Na madrugada da última sexta-feira, uma decisão impactante tomou forma: a desembargadora Solange Salgado da Silva ordenou a libertação de Daniel Vorcaro, o proprietário do Banco Master. No entanto, essa liberdade vem acompanhada de medidas cautelares, como a instalação de uma tornozeleira eletrônica, que, por questões logísticas, pode não ser efetivada imediatamente, uma vez que o aparelho não pode ser instalado no fim de semana.
Além de Vorcaro, outras figuras-chave também estão prestes a ser liberadas: Augusto Lima, ex-sócio de Vorcaro, e os envolvidos Luiz Antônio Bull, Alberto Félix de Oliveira e Angelo Ribeiro da Silva.
Em sua argumentação, a magistrada afirmou que, apesar da presença de elementos que justificaram a prisão inicialmente, os delitos atribuídos a Vorcaro não implicam violências ou ameaças graves. Ela reforçou que não há evidências de periculosidade acentuada ou risco atual à ordem pública, o que justifica a concessão da liberdade de forma excepcional.

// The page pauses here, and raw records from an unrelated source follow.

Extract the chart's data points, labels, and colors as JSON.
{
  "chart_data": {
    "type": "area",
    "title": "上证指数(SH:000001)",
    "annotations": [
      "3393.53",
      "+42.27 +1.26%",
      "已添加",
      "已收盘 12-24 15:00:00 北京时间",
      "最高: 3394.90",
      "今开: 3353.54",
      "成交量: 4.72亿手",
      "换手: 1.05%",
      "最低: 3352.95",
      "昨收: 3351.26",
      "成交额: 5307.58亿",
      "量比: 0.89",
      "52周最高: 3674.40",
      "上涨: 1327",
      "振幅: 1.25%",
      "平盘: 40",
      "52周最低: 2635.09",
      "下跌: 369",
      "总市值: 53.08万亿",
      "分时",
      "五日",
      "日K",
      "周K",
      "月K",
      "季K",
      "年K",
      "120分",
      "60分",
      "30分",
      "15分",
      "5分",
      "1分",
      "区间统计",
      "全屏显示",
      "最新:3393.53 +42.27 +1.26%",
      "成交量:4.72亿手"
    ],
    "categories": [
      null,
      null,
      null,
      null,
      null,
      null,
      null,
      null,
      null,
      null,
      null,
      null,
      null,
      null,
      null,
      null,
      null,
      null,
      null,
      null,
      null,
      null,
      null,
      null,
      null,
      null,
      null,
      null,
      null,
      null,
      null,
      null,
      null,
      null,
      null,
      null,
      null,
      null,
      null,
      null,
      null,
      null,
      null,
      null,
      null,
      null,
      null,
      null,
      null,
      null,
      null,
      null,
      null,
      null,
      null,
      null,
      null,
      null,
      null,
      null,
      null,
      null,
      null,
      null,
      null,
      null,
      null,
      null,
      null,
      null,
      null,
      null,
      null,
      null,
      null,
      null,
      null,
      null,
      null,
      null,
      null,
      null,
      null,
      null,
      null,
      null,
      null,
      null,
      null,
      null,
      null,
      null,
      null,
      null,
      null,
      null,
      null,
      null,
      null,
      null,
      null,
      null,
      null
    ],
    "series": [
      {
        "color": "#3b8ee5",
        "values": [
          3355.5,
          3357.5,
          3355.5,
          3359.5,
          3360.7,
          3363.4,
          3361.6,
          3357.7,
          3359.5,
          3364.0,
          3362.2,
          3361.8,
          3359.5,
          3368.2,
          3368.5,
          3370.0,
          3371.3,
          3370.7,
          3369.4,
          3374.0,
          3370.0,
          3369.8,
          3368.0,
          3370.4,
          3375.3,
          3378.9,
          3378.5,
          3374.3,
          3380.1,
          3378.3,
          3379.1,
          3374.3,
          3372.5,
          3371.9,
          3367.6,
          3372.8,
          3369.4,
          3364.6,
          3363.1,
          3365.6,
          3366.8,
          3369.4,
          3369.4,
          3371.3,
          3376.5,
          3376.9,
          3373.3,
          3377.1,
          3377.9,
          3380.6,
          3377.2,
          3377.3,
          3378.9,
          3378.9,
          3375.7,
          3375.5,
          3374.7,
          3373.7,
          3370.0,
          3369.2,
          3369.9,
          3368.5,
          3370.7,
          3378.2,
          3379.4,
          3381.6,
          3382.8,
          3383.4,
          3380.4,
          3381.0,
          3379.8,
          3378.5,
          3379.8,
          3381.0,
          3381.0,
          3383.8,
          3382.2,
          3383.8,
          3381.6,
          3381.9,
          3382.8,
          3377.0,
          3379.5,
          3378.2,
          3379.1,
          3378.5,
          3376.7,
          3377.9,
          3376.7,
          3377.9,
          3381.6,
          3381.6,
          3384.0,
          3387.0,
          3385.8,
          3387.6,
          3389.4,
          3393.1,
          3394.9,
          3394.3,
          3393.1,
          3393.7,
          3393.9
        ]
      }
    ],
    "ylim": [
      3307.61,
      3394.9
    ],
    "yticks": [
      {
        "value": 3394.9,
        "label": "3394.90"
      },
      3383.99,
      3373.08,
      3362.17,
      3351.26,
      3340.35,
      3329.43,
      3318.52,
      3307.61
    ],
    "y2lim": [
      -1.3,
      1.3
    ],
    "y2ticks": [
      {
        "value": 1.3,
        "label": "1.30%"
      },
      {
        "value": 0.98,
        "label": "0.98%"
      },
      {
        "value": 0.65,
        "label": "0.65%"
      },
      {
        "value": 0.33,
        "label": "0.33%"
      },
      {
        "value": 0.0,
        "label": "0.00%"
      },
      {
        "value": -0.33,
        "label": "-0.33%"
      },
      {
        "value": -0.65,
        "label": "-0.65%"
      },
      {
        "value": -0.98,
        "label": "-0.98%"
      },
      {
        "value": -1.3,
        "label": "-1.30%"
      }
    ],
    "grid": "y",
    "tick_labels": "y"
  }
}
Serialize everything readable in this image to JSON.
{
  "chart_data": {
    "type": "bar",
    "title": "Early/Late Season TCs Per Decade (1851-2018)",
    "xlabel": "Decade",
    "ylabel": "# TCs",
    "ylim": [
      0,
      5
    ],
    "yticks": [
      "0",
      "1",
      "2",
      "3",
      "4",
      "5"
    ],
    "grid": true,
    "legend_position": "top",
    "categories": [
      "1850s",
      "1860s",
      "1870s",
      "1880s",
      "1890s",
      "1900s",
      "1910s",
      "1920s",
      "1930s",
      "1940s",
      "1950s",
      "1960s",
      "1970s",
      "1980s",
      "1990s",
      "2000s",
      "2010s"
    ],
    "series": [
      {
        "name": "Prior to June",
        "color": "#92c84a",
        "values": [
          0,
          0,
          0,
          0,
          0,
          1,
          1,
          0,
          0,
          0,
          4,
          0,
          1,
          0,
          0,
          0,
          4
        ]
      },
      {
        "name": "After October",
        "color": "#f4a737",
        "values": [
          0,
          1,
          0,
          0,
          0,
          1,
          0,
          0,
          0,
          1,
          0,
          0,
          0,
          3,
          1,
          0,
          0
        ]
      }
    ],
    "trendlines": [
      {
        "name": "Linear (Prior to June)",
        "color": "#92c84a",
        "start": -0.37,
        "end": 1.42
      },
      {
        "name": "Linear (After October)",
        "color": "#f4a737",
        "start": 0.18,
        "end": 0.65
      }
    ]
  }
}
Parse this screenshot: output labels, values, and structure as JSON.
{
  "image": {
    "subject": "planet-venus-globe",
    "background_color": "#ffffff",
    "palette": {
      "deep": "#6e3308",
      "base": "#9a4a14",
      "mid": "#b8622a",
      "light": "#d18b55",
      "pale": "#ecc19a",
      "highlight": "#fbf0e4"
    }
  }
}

A prisão de Vorcaro ocorreu em um momento crítico: ele estava prestes a deixar o Brasil pelo Aeroporto Internacional de São Paulo, com o intuito de fechar um negócio de venda do Banco Master para um consórcio de investidores globais liderado pela Fictor. A Polícia Federal agiu rapidamente, alegando risco de fuga, e o deteve na área de embarque, antes de sua partida para Malta, na Europa. A defesa de Vorcaro, por sua vez, sustenta que ele havia notificado o Banco Central sobre sua viagem a Dubai para finalizar a negociação.
Vorcaro é alvo de investigações concernentes a uma suposta fraude de R$ 12 bilhões, envolvendo carteiras de crédito vendidas ao Banco de Brasília (BRB). Esta transação, anunciada em março, foi abruptamente bloqueada pelo Banco Central, que decretou a liquidação do Banco Master na semana passada.